The presence of the upper-atmosphere high is ominous for its potential to continue the trend of above normal temperatures and below-normal precipitation. With much of Indiana and all of Ohio now classified as at least abnormally dry in the weekly Drought Monitor, and southeastern Indiana and southern Ohio listed in a moderate drought category, this situation becomes critical for its adverse impact on row crop conditions, Meteorlogix reports.
The U.S. Department of Agriculture is scheduled to release its weekly crop progress report at 4 p.m. EDT on Monday. Analysts anticipate U.S. soybean good-to-excellent crop ratings declining in a range 2 to 5 percentage points.
In pit trades, buyers and sellers were scattered among various commission houses, with speculative fund buying estimated at 2,000 lots.
SOY PRODUCTS
Soy product futures ended higher across the board, up in unison with soybeans.

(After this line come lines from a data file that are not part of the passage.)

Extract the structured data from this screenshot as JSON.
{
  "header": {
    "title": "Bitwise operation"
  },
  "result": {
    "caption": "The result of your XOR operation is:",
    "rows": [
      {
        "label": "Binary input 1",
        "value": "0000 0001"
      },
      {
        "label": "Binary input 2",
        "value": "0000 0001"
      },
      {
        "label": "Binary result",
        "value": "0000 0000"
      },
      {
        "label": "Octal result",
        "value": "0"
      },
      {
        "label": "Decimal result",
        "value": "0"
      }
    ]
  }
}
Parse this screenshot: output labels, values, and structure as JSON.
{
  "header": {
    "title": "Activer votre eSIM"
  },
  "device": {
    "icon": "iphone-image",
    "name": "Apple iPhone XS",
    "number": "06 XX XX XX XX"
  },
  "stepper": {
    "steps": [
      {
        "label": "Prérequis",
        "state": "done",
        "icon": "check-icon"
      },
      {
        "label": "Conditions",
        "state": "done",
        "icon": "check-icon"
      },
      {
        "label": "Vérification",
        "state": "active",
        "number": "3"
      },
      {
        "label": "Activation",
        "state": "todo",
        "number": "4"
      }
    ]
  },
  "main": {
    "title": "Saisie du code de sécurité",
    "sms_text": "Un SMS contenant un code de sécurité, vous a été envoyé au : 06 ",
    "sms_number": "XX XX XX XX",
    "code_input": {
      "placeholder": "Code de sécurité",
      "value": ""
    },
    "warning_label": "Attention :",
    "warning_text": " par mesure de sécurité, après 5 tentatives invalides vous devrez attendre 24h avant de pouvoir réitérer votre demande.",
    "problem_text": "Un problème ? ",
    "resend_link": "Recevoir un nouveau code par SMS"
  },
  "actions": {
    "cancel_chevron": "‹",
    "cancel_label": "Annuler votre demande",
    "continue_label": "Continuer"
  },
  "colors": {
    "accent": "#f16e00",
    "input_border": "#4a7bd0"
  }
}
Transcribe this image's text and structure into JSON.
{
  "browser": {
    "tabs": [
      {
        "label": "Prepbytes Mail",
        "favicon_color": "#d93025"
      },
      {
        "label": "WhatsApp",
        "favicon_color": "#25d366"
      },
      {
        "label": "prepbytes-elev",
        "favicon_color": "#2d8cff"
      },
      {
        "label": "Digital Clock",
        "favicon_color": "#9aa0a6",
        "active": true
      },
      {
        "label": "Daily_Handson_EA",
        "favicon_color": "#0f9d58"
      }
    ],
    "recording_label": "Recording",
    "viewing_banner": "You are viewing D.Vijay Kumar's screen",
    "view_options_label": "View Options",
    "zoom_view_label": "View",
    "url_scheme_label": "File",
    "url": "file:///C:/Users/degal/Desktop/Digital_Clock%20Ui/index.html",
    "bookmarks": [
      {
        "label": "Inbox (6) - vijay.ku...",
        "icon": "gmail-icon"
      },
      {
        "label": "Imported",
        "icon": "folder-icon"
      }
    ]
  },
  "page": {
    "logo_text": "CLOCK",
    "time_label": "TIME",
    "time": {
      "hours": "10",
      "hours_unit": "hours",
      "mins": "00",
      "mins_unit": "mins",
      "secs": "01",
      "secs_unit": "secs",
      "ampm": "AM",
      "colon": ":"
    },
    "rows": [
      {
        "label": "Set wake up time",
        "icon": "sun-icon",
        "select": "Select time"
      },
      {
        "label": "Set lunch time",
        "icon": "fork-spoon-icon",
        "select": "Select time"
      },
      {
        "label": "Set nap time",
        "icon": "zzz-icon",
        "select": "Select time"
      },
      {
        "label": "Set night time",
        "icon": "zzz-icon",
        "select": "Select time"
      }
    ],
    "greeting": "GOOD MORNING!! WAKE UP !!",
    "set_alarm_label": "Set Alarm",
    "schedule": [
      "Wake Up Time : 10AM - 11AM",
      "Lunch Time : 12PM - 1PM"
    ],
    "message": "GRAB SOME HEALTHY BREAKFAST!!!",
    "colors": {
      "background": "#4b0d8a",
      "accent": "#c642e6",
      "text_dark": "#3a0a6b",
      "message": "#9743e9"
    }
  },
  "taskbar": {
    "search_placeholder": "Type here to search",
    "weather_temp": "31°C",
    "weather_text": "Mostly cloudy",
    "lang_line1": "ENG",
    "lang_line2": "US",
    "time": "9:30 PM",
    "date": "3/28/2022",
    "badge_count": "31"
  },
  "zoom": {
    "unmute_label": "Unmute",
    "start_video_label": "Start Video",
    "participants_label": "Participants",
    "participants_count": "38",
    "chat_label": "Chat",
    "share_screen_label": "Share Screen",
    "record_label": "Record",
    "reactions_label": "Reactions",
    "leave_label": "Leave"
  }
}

Soymeal futures gained ground against soyoil futures once again, buoyed by speculative buying, spillover from soybeans and a mild correction in the soyoil/soymeal spread, analysts said. The nearby July future traded to its highest level since Feb. 26.
Soyoil futures ended on firm footing, supported by light spec buying, with strength in world vegoils markets and crude oil futures underpinning prices, analysts said. Nevertheless, the market continued to consolidate from recent price moves, analysts added.
July oil share ended at 43.14%, and the July crush ended at 65 cents.
In soymeal trades, Fimat and RJ O'Brien each bought 300 December, and UBS Securities bought 400 July and 300 December. Sellers were light scattered among various firms. Speculative fund buying was estimated at 2,500 lots.
In soyoil trades, Penson GHCO bought 600 December, Fimat bought 400 July, and JP Morgan bought 300 July and 300 August. Bunge Chicago sold 500 July, and Shatkin/Arbor sold 500 July and 300 December. Speculative fund selling was estimated at 2,500 lots.